Di sinilah peran strategis pengawasan partisipatif menjadi instrumen vital dalam memperkuat ekosistem demokrasi kita.
Badan Pengawas Pemilihan Umum (Bawaslu) Provinsi Sulawesi Tengah, bersama Bawaslu di 13 Kabupaten/Kota, memiliki tanggung jawab konstitusional yang tidak terbatas pada masa tahapan pemilu semata.
Berdasarkan Undang-Undang Nomor 7 Tahun 2017 tentang Pemilihan Umum sebagaimana telah diubah dengan Undang-Undang Nomor 7 Tahun 2023, Bawaslu memiliki mandat berkelanjutan dalam pencegahan pelanggaran dan peningkatan partisipasi masyarakat dalam pengawasan pemilu termasuk di masa non-tahapan seperti saat ini.
Paradigma Baru: Dari Represif ke Preventif
Dinamika politik lokal Sulawesi Tengah yang dinamis mengajarkan pentingnya pergeseran paradigma pengawasan.

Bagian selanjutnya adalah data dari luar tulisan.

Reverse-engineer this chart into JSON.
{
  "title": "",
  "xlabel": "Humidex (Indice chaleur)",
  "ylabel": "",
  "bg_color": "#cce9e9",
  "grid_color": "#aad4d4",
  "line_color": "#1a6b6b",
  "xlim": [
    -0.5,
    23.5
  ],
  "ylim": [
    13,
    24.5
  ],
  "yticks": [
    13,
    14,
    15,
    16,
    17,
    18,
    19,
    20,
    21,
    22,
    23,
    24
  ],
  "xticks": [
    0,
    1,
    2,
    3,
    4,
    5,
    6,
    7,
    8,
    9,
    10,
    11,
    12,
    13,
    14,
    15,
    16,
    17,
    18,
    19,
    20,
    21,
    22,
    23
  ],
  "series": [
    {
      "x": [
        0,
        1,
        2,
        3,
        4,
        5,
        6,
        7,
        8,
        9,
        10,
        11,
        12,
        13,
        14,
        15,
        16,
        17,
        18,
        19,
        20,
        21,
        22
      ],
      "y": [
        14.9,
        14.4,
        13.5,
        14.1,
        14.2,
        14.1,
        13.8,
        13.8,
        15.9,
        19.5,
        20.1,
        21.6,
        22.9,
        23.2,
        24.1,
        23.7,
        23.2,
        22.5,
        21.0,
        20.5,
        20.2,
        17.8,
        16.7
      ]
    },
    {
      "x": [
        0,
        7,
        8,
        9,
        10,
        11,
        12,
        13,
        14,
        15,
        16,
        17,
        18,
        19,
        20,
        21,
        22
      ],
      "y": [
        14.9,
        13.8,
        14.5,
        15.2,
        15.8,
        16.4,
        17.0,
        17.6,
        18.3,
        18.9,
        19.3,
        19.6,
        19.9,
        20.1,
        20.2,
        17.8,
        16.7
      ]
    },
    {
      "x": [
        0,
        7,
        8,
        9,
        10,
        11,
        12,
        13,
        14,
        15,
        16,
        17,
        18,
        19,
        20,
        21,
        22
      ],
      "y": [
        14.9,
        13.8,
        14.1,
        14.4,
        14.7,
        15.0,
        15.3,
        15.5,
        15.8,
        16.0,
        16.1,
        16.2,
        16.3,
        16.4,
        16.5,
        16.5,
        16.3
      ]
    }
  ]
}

Selama ini, pengawasan pemilu sering reaktif menunggu pelanggaran terjadi baru kemudian ditindak, namun seiring berjalannya waktu dari pemilu ke pemilu dengan berbagai evaluasi empiris yang dilakukan ternyata langkah pencegahan jauh lebih efektif dan efisien dilakukan.
Dinamika pelanggaran pemilu di Sulteng, mulai dari politik uang yang selalu menjadi isu strategis dan kini proses transaskinya bertransformasi ke arah yang lebih modern (digitalisasi), kampanye terselubung yang dikemas dalam bentuk bantuan sosial, hingga mobilisasi aparatur sipil negara (ASN) serta berbagai tren pelanggaran pemilu lainnya.
Dari semua dinamika tersebut sebenarnya bisa dicegah jika masyarakat memiliki kesadaran dan pengetahuan yang memadai.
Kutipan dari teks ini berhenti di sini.